- Mercado Adolpho Lisboa, em Manaus (Amazonas), foi construído em 1887 com ferro importado da Europa e é símbolo do ciclo da borracha.
- A estrutura pré-fabricada, inspirada nas Halles de Paris, chegou ao Rio Negro e hoje é protegida pelo Instituto do Patrimônio Histórico e Artístico Nacional (IPHAN).
- Localizado na margem do Rio Negro, no Centro Histórico, o mercado é epicentro do comércio de produtos regionais e da gastronomia local.
- Em 2013, ocorreu uma restauração para remover ferrugem, recuperar as cores originais e os vitrais centrais, diante da umidade e da maresia fluvial.
- Entre as iguarias, os visitantes podem provar boxes de alimentação como o x-caboquinho e mingau de banana; o local também vende guaraná em pó e castanha-do-brasil.
O Mercado Adolpho Lisboa, em Manaus, Amazonas, foi construído em 1887 com ferro importado da Europa. Era o maior símbolo do ciclo da borracha na Amazônia, ainda lembrado como a Paris dos Trópicos pela sua arquitetura inspirada no estilo europeu.
A estrutura, pré-fabricada, chegou ao Rio Negro após encomenda a oficinas francesas e inglesas.
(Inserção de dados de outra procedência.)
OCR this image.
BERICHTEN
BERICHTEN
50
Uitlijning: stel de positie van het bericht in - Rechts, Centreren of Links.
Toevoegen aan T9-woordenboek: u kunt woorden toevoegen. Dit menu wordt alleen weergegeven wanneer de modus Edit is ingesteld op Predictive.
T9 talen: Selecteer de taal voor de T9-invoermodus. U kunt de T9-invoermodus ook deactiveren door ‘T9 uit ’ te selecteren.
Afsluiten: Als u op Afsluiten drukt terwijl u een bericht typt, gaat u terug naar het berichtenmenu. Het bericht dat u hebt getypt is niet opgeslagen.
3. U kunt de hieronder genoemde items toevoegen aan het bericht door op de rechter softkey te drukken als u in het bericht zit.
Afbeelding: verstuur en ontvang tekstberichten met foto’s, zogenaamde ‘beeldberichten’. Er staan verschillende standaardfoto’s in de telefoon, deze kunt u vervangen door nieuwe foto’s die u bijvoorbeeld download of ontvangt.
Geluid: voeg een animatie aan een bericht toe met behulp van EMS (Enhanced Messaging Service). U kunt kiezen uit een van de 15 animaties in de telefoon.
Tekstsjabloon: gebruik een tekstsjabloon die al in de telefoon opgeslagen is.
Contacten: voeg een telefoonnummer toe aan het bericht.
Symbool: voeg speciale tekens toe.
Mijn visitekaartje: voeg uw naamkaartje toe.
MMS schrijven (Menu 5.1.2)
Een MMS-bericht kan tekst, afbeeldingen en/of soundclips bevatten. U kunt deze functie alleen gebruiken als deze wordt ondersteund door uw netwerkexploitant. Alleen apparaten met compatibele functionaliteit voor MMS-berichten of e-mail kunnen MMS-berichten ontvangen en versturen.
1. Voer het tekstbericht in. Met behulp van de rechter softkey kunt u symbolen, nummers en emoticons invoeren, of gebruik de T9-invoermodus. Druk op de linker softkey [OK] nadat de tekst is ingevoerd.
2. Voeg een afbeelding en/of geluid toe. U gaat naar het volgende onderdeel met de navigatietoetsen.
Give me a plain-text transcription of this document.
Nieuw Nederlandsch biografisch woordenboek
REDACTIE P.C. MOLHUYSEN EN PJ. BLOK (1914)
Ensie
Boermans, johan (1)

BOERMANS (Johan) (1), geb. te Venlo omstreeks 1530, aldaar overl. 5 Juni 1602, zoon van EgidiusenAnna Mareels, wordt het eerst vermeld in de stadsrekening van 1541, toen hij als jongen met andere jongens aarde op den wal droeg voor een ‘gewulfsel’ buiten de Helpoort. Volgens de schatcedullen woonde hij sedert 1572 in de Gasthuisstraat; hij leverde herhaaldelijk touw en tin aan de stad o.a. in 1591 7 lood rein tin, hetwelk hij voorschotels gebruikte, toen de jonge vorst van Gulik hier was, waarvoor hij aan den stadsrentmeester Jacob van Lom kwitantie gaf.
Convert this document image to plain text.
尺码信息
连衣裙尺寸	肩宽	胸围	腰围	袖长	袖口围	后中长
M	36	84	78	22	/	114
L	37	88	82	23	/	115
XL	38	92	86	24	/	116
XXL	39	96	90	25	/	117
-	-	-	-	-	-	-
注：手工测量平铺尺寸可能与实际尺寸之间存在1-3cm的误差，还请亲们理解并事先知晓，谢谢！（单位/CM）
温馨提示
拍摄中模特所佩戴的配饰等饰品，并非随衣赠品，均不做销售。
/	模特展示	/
O edifício, inspirado no antigo Les Halles de Paris, hoje é protegido pelo IPHAN, que preserva seus pórticos de ferro rendilhado.
A restauração de 2013 enfrentou maresia fluvial e alta umidade, removendo ferrugem e devolvendo as cores originais, além de recuperar vitrais que iluminam o pavilhão central. A obra manteve a essência utilitária da época.
História, arquitetura e preservação
O mercado representa a transição entre a engenharia europeia e a vida amazônica. Em comparação com o casario colonial tradicional, o Adolpho Lisboa utiliza ferro fundido importado e pavilões abertos, privilegiando ventilação e amplitudes internas.
Localizado na margem do Rio Negro, no Centro Histórico, o mercado funciona hoje como epicentro do comércio de produtos regionais da Amazônia. Nos seus corredores, é possível encontrar ervas medicinais, artesanato indígena e peixes de água doce.
Funcionamento atual e vida no mercado
O espaço oferece boxes de alimentação onde o café da manhã regional atrai trabalhadores portuários e turistas, com itens como o x-caboquinho e mingau de banana. Lojas vendem guaraná em pó, castanha-do-brasil e outras especiarias de procedência local.
O Mercado Adolpho Lisboa é visto como pulmão comercial de Manaus e um exemplo de como a arquitetura do século XIX ainda serve à comunidade. O local reforça a relação entre o homem urbano e a riqueza natural da região.
Observação de contexto
Manaus abriga aproximadamente 2,3 milhões de habitantes, conforme dados oficiais. O Mercado Adolpho Lisboa permanece como referência histórica e cultural, além de incentivar o turismo e a compreensão do passado econômico da região.